HALIFAX – Canada’s recently departed Consul General to New England says Atlantic Canada’s premiers are working hard to tap the American energy market.
But Neil LeBlanc says a number of major hurdles must still be cleared before large quantities of renewable energy are flowing from eastern Canada to the New England states.
In an interview Monday, LeBlanc said the premiers have done well in selling their energy message in New England. “But it’s not as simple as saying, ‘We’re here. Come buy from us.’ There are some issues … that are in competition with Canada’s goals,” said the former Nova Scotia finance minister, whose four-year posting in Boston ended earlier this month.
For instance, the New England states want to have energy independence and grow their energy supply in-house. That’s particularly true in Massachusetts, says LeBlanc, where efforts are underway to boost renewable energy production – especially involving wind power.
Simply put, the Canadian premiers are not alone in wanting to capture the “wealth and jobs” that come along with developing energy projects.
LeBlanc also notes that Atlantic Canada is not the only area looking to pounce on the energy needs of New England. For example, there are states in the American Midwest that want to build transmission lines to New England and pump in their own power.
“We’re an obvious player in the market, but we’re not the only player,” LeBlanc said from his home base in Yarmouth County, N.S., where he has returned to the family-run fish and lobster wholesale company he started in 1993, N. LeBlanc Enterprises Ltd.
Another problem, notes LeBlanc, is the lack of transmission capacity needed to actually carry the excess power from eastern Canada to the U.S. Currently there is a bottleneck in the power lines that flow over the border, he says.
“Even if you had the power, the question is: how do you get it there? Nothing happens quickly,” he said.
Despite those snags, LeBlanc contends Canada still figures prominently in providing New England with clean, renewable energy at reasonable prices.
And New England is not without its own problems, he added. LeBlanc points to the years of debate and wrangling over the Cape Wind project, which involves building America’s first offshore wind farm – 130 wind turbines off Cape Cod.
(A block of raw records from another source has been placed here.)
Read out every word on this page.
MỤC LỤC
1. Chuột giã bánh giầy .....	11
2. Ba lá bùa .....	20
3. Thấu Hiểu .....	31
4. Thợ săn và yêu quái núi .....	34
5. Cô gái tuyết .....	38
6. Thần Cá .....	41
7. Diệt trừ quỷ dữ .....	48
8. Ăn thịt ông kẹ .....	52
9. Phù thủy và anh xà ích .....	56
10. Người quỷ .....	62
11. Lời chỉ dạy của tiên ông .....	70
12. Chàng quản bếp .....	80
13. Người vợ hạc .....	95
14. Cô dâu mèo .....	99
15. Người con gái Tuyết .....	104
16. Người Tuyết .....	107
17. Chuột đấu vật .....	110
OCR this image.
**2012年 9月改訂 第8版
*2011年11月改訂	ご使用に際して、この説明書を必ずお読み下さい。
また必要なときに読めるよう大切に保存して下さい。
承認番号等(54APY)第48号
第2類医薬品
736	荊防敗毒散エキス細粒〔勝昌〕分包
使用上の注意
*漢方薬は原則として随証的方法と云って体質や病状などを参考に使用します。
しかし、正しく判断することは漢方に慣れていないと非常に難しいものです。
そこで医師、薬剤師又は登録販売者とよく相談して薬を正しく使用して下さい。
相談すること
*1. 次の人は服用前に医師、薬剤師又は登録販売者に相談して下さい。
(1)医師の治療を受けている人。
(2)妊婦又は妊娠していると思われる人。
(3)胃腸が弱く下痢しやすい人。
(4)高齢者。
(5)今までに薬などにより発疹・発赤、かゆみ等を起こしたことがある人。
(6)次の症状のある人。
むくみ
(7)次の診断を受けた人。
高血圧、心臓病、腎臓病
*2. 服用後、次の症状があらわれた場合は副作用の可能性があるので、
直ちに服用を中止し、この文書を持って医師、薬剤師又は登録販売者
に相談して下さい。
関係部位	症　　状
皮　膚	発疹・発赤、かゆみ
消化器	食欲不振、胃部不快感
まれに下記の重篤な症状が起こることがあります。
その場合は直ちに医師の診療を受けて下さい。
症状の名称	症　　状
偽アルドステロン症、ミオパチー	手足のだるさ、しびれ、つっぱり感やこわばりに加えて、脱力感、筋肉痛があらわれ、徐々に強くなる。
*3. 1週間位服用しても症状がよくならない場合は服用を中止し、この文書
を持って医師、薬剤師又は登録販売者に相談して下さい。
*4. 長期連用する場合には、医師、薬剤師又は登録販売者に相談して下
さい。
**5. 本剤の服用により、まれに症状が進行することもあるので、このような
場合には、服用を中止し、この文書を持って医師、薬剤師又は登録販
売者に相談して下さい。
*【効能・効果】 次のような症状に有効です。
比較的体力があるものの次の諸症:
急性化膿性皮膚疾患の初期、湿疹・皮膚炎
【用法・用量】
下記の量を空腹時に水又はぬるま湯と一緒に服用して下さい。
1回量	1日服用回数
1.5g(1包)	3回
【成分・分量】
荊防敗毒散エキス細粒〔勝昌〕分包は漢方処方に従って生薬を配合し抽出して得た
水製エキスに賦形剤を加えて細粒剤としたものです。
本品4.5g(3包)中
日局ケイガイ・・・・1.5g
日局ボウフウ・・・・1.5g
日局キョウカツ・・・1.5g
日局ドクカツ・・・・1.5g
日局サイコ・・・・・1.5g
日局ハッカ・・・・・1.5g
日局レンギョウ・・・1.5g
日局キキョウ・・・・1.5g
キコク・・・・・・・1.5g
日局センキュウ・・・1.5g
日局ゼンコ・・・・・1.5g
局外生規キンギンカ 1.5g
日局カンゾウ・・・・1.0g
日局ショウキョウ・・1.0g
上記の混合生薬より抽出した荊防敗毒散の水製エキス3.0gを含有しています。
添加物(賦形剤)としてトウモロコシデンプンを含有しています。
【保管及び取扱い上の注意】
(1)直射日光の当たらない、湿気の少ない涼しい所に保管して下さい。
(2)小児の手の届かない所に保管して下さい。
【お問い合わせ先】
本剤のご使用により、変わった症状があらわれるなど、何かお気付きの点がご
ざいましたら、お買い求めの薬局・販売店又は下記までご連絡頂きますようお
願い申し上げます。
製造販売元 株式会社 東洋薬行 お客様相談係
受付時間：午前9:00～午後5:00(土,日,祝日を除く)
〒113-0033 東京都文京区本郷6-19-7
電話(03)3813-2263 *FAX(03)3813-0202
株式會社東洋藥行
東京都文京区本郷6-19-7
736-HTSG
The delay of such projects, he contends, reveals the opportunity for eastern Canada.
“There is time for the Atlantic provinces and Quebec to put their best foot forward. We have a lot of natural resources here, which we can hopefully take advantage of,” he said. “It’s a win-win situation if we can do it.”
LeBlanc, a former Progressive Conservative politician in Nova Scotia, was appointed consul general to New England in August 2006.
He is being replaced by former Conservative P.E.I. premier Pat Binns, who has served as ambassador to Ireland since 2007.
The consul general position involves promoting Canadian trade and investment, and lobbying on behalf of the Canadian provinces in New England.
LeBlanc said his time in the post was “wonderful,” but not without its challenges.
“I come from a small province where it didn’t take long to know most of the players,” he said. “But Massachusetts alone has eight million people. It was a much bigger pond and it was challenging to get known. It took a while. But it was a good experience.”